Let $\cos:\left[0,\dfrac{\pi}{2}\right]\to \left[0,\dfrac{\pi}{2}\right]$, with $\cos^{m}=\cos\circ\cos\circ\cdots\cos\circ$ (m times). Show that, for all $x\in \left[0,\dfrac{\pi}{2}\right]$, exists $\displaystyle\lim_{m\to\infty}{\cos^{m}(x)}=a$, where $a$ is independent of $x$.
My approach: This problem is about the contraction principle. Let $f:\left[0,\dfrac{\pi}{2}\right]\to\left[0,\dfrac{\pi}{2}\right]$, with $f(x)=\cos^{2}(x)$, is a contraction. Indeed, $f'(x)=\sin(\cos(x))\sin(x)$, this implies $$-1\leq\cos(x)\leq 1\implies-\sin(1)=\sin(-1)\leq\sin(\cos(x))\leq\sin(1)$$ Therefore, $\vert\sin(\cos(x))\vert\leq\sin(1)$. Thus, $$\vert f'(x)\vert=\vert\sin(\cos(x))\sin(x)\vert\leq\vert\sin(\cos(x))\vert\vert\sin(x)\vert\leq\vert\sin(\cos(x))\vert\leq\sin(1)=k<1$$ $\therefore f$ is contraction. Then, for $x_{0}\in\left[0,\dfrac{\pi}{2}\right]$ defined the sequences $x_{1}=f(x_{0})$, $x_{2}=f(x_{1})$, .., $x_{n+1}=f(x_{n})$, It is easy to see that $\{x_{n}\}$ is a Cauchy sequence in $\left[0,\dfrac{\pi}{2}\right]$, but I do not know how to follow. Regards!

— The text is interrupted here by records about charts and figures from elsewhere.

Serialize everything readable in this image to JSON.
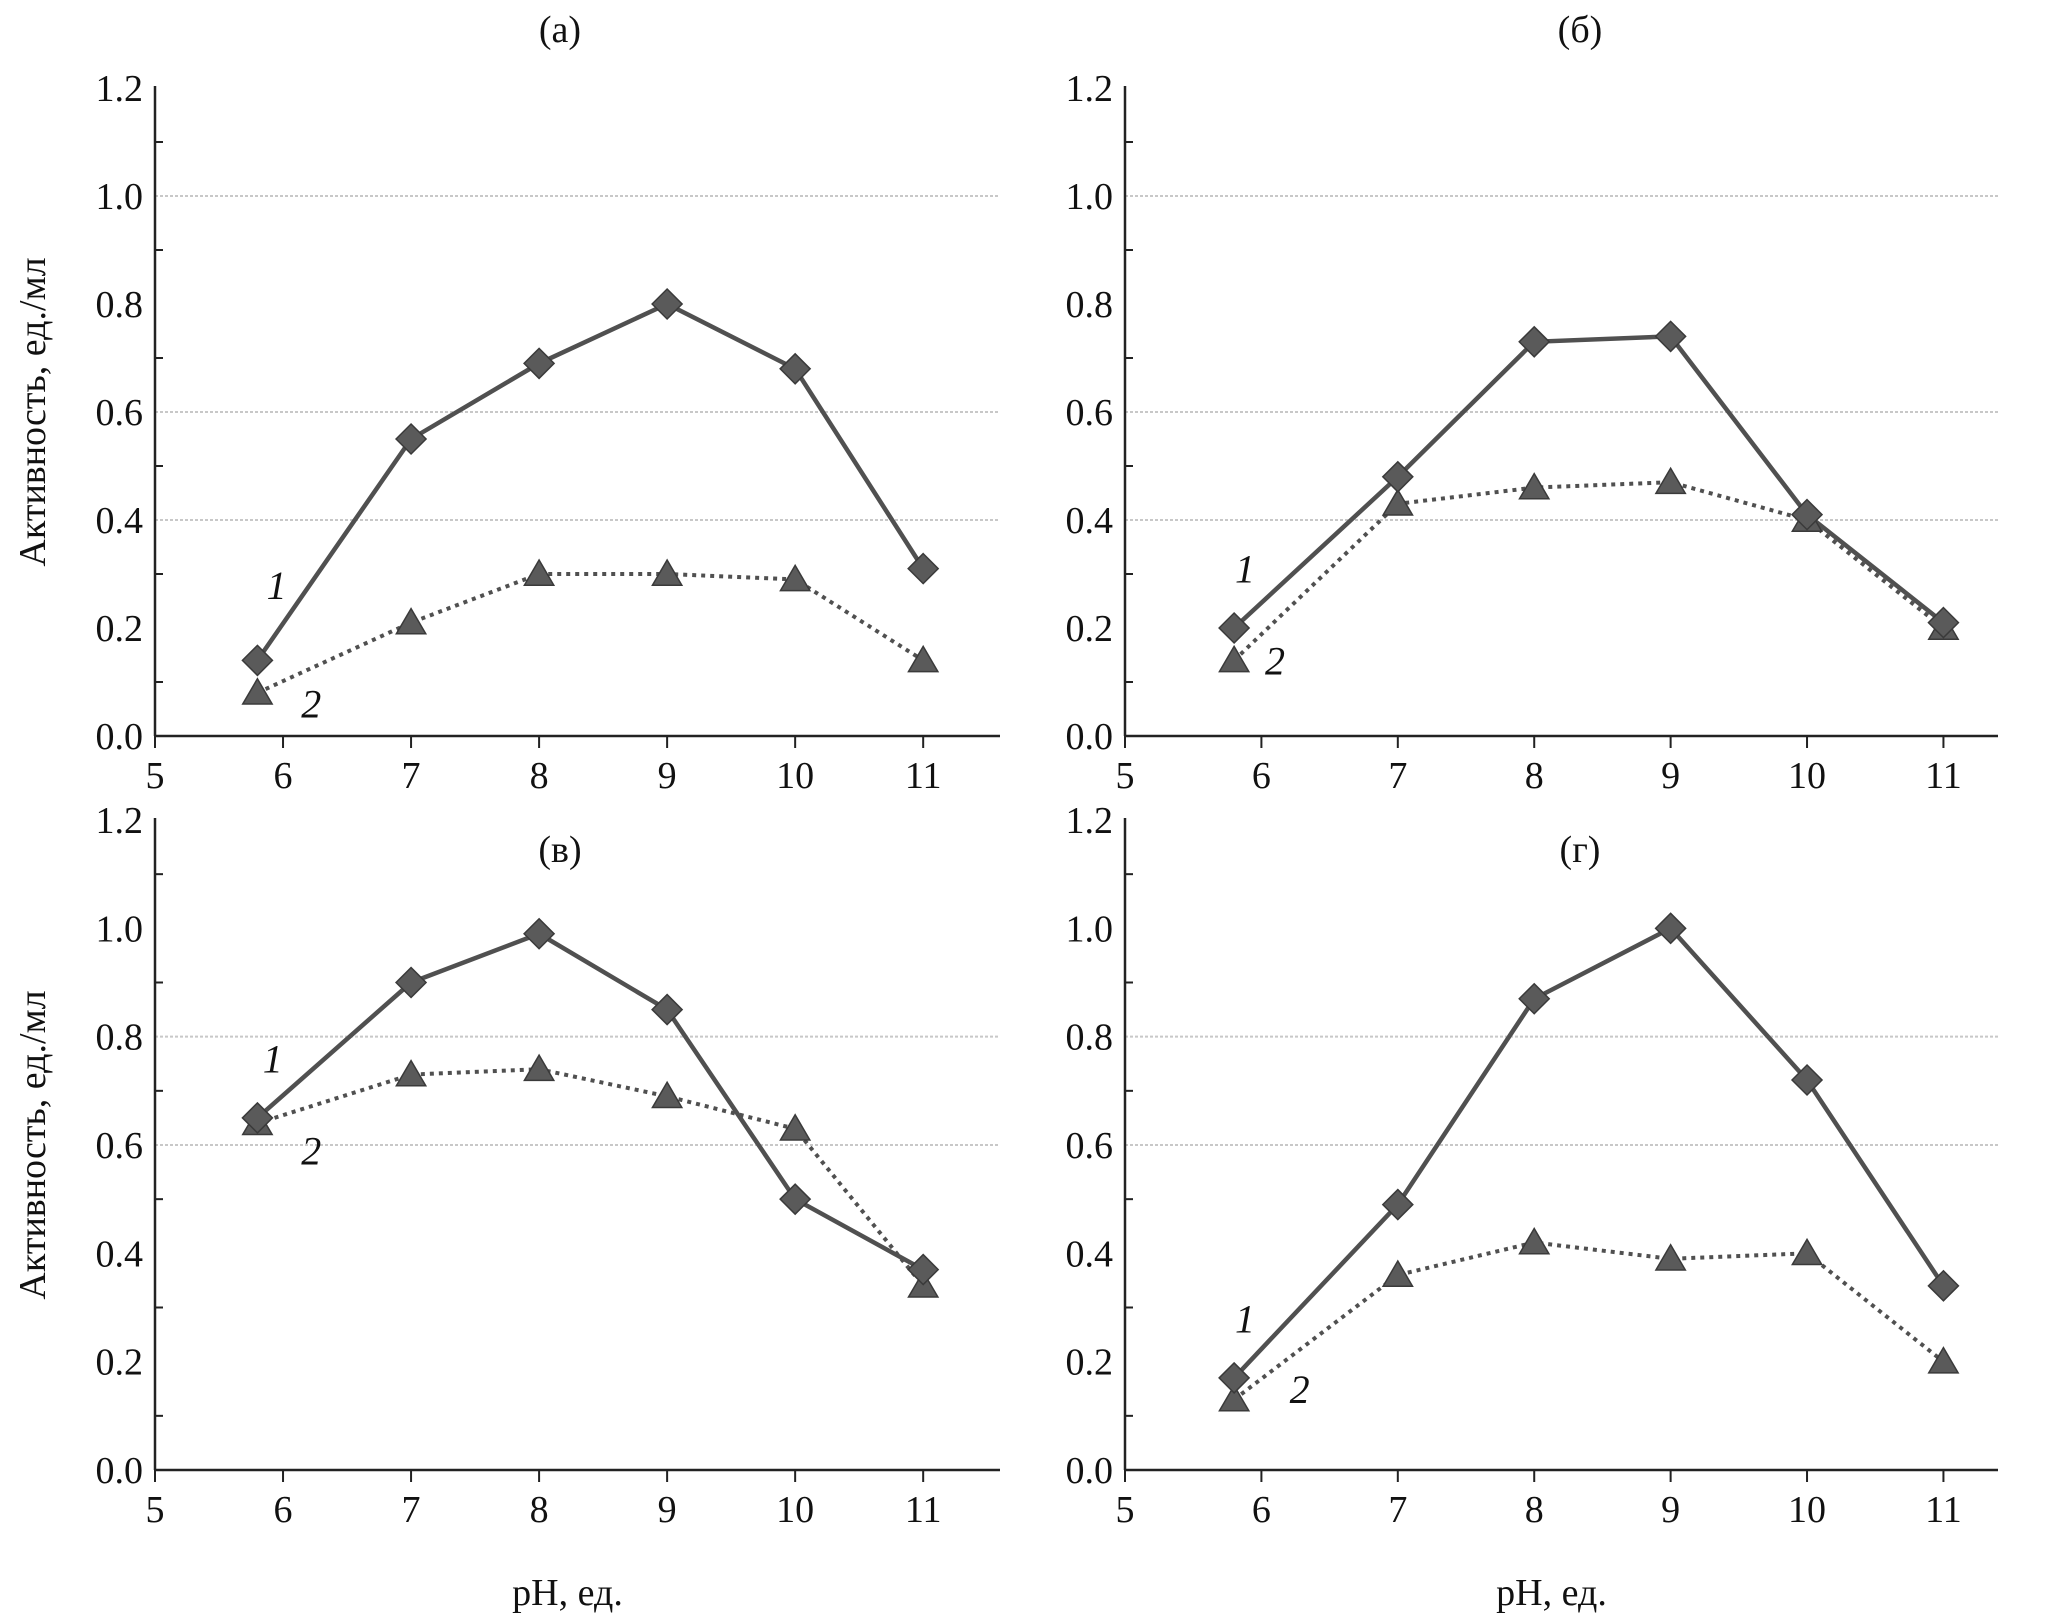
{
  "chart_data": [
    {
      "type": "line",
      "title": "(а)",
      "xlabel": "",
      "ylabel": "Активность, ед./мл",
      "xlim": [
        5,
        11.6
      ],
      "ylim": [
        0,
        1.2
      ],
      "xticks": [
        "5",
        "6",
        "7",
        "8",
        "9",
        "10",
        "11"
      ],
      "yticks": [
        "0.0",
        "0.2",
        "0.4",
        "0.6",
        "0.8",
        "1.0",
        "1.2"
      ],
      "grid_y": [
        0.6,
        0.4,
        1.0
      ],
      "series": [
        {
          "name": "1",
          "style": "solid",
          "marker": "diamond",
          "x": [
            5.8,
            7,
            8,
            9,
            10,
            11
          ],
          "y": [
            0.14,
            0.55,
            0.69,
            0.8,
            0.68,
            0.31
          ]
        },
        {
          "name": "2",
          "style": "dotted",
          "marker": "triangle",
          "x": [
            5.8,
            7,
            8,
            9,
            10,
            11
          ],
          "y": [
            0.08,
            0.21,
            0.3,
            0.3,
            0.29,
            0.14
          ]
        }
      ],
      "annotations": [
        {
          "text": "1",
          "x": 5.95,
          "y": 0.28
        },
        {
          "text": "2",
          "x": 6.22,
          "y": 0.06
        }
      ]
    },
    {
      "type": "line",
      "title": "(б)",
      "xlabel": "",
      "ylabel": "",
      "xlim": [
        5,
        11.4
      ],
      "ylim": [
        0,
        1.2
      ],
      "xticks": [
        "5",
        "6",
        "7",
        "8",
        "9",
        "10",
        "11"
      ],
      "yticks": [
        "0.0",
        "0.2",
        "0.4",
        "0.6",
        "0.8",
        "1.0",
        "1.2"
      ],
      "grid_y": [
        0.6,
        0.4,
        1.0
      ],
      "series": [
        {
          "name": "1",
          "style": "solid",
          "marker": "diamond",
          "x": [
            5.8,
            7,
            8,
            9,
            10,
            11
          ],
          "y": [
            0.2,
            0.48,
            0.73,
            0.74,
            0.41,
            0.21
          ]
        },
        {
          "name": "2",
          "style": "dotted",
          "marker": "triangle",
          "x": [
            5.8,
            7,
            8,
            9,
            10,
            11
          ],
          "y": [
            0.14,
            0.43,
            0.46,
            0.47,
            0.4,
            0.2
          ]
        }
      ],
      "annotations": [
        {
          "text": "1",
          "x": 5.88,
          "y": 0.31
        },
        {
          "text": "2",
          "x": 6.1,
          "y": 0.14
        }
      ]
    },
    {
      "type": "line",
      "title": "(в)",
      "xlabel": "pH, ед.",
      "ylabel": "Активность, ед./мл",
      "xlim": [
        5,
        11.6
      ],
      "ylim": [
        0,
        1.2
      ],
      "xticks": [
        "5",
        "6",
        "7",
        "8",
        "9",
        "10",
        "11"
      ],
      "yticks": [
        "0.0",
        "0.2",
        "0.4",
        "0.6",
        "0.8",
        "1.0",
        "1.2"
      ],
      "grid_y": [
        0.8,
        0.6
      ],
      "series": [
        {
          "name": "1",
          "style": "solid",
          "marker": "diamond",
          "x": [
            5.8,
            7,
            8,
            9,
            10,
            11
          ],
          "y": [
            0.65,
            0.9,
            0.99,
            0.85,
            0.5,
            0.37
          ]
        },
        {
          "name": "2",
          "style": "dotted",
          "marker": "triangle",
          "x": [
            5.8,
            7,
            8,
            9,
            10,
            11
          ],
          "y": [
            0.64,
            0.73,
            0.74,
            0.69,
            0.63,
            0.34
          ]
        }
      ],
      "annotations": [
        {
          "text": "1",
          "x": 5.92,
          "y": 0.76
        },
        {
          "text": "2",
          "x": 6.22,
          "y": 0.59
        }
      ]
    },
    {
      "type": "line",
      "title": "(г)",
      "xlabel": "pH, ед.",
      "ylabel": "",
      "xlim": [
        5,
        11.4
      ],
      "ylim": [
        0,
        1.2
      ],
      "xticks": [
        "5",
        "6",
        "7",
        "8",
        "9",
        "10",
        "11"
      ],
      "yticks": [
        "0.0",
        "0.2",
        "0.4",
        "0.6",
        "0.8",
        "1.0",
        "1.2"
      ],
      "grid_y": [
        0.8,
        0.6
      ],
      "series": [
        {
          "name": "1",
          "style": "solid",
          "marker": "diamond",
          "x": [
            5.8,
            7,
            8,
            9,
            10,
            11
          ],
          "y": [
            0.17,
            0.49,
            0.87,
            1.0,
            0.72,
            0.34
          ]
        },
        {
          "name": "2",
          "style": "dotted",
          "marker": "triangle",
          "x": [
            5.8,
            7,
            8,
            9,
            10,
            11
          ],
          "y": [
            0.13,
            0.36,
            0.42,
            0.39,
            0.4,
            0.2
          ]
        }
      ],
      "annotations": [
        {
          "text": "1",
          "x": 5.88,
          "y": 0.28
        },
        {
          "text": "2",
          "x": 6.28,
          "y": 0.15
        }
      ]
    }
  ]
}
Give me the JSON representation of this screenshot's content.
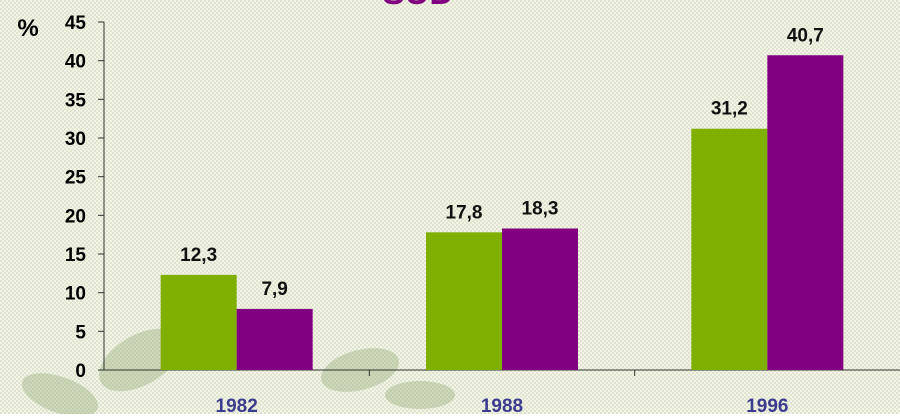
{
  "chart_data": {
    "type": "bar",
    "title": "SUD",
    "ylabel": "%",
    "categories": [
      "1982",
      "1988",
      "1996"
    ],
    "series": [
      {
        "color": "#7faf00",
        "values": [
          12.3,
          17.8,
          31.2
        ],
        "value_labels": [
          "12,3",
          "17,8",
          "31,2"
        ]
      },
      {
        "color": "#800080",
        "values": [
          7.9,
          18.3,
          40.7
        ],
        "value_labels": [
          "7,9",
          "18,3",
          "40,7"
        ]
      }
    ],
    "ylim": [
      0,
      45
    ],
    "yticks": [
      0,
      5,
      10,
      15,
      20,
      25,
      30,
      35,
      40,
      45
    ],
    "grid": false
  }
}
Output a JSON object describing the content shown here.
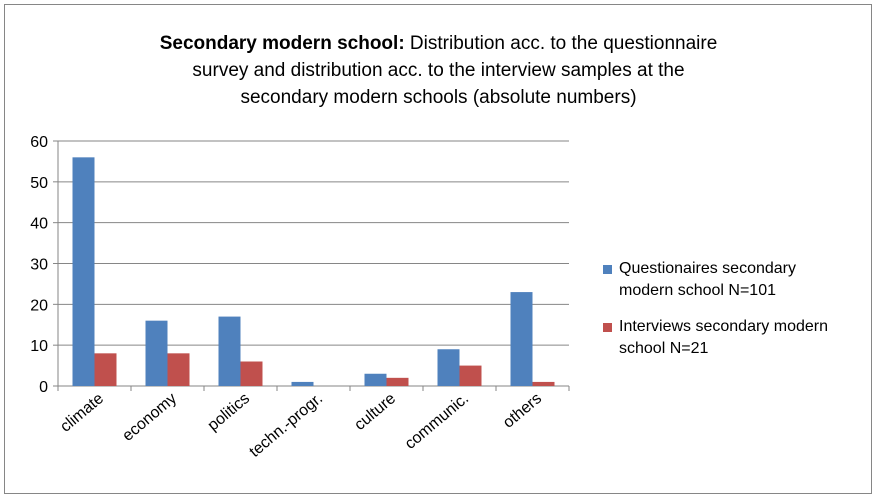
{
  "chart_data": {
    "type": "bar",
    "title_bold": "Secondary modern school:",
    "title_rest_1": " Distribution acc. to the questionnaire",
    "title_line_2": "survey and distribution acc. to the interview samples at the",
    "title_line_3": "secondary modern schools (absolute numbers)",
    "categories": [
      "climate",
      "economy",
      "politics",
      "techn.-progr.",
      "culture",
      "communic.",
      "others"
    ],
    "series": [
      {
        "name": "Questionaires secondary modern school N=101",
        "values": [
          56,
          16,
          17,
          1,
          3,
          9,
          23
        ],
        "color": "#4f81bd"
      },
      {
        "name": "Interviews secondary modern school N=21",
        "values": [
          8,
          8,
          6,
          0,
          2,
          5,
          1
        ],
        "color": "#c0504d"
      }
    ],
    "yticks": [
      "0",
      "10",
      "20",
      "30",
      "40",
      "50",
      "60"
    ],
    "ylim": [
      0,
      60
    ],
    "grid": true,
    "legend_position": "right",
    "legend_lines": [
      [
        "Questionaires secondary",
        "modern school N=101"
      ],
      [
        "Interviews secondary modern",
        "school N=21"
      ]
    ]
  }
}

As $x_n$ is a Cauchy sequence, it has a limit $a\in\left[0,\frac\pi2\right]$. Now if $y\in\left[0,\frac\pi2\right]$ with $y_n\to b$ then
$$0 \leqslant |a-b| = |f(a)-f(b)|\leqslant k|f(a)-f(b)|, $$ and hence $$0\leqslant (1-k)|f(a)-f(b)|\leqslant 0, $$ so that $|f(a)-f(b)|=0$, i.e. $f(a)=f(b)$. Now, $a=f(a)$ and $b=f(b)$, so we conclude that $a=b$ and thus $a$ is independent of $x$.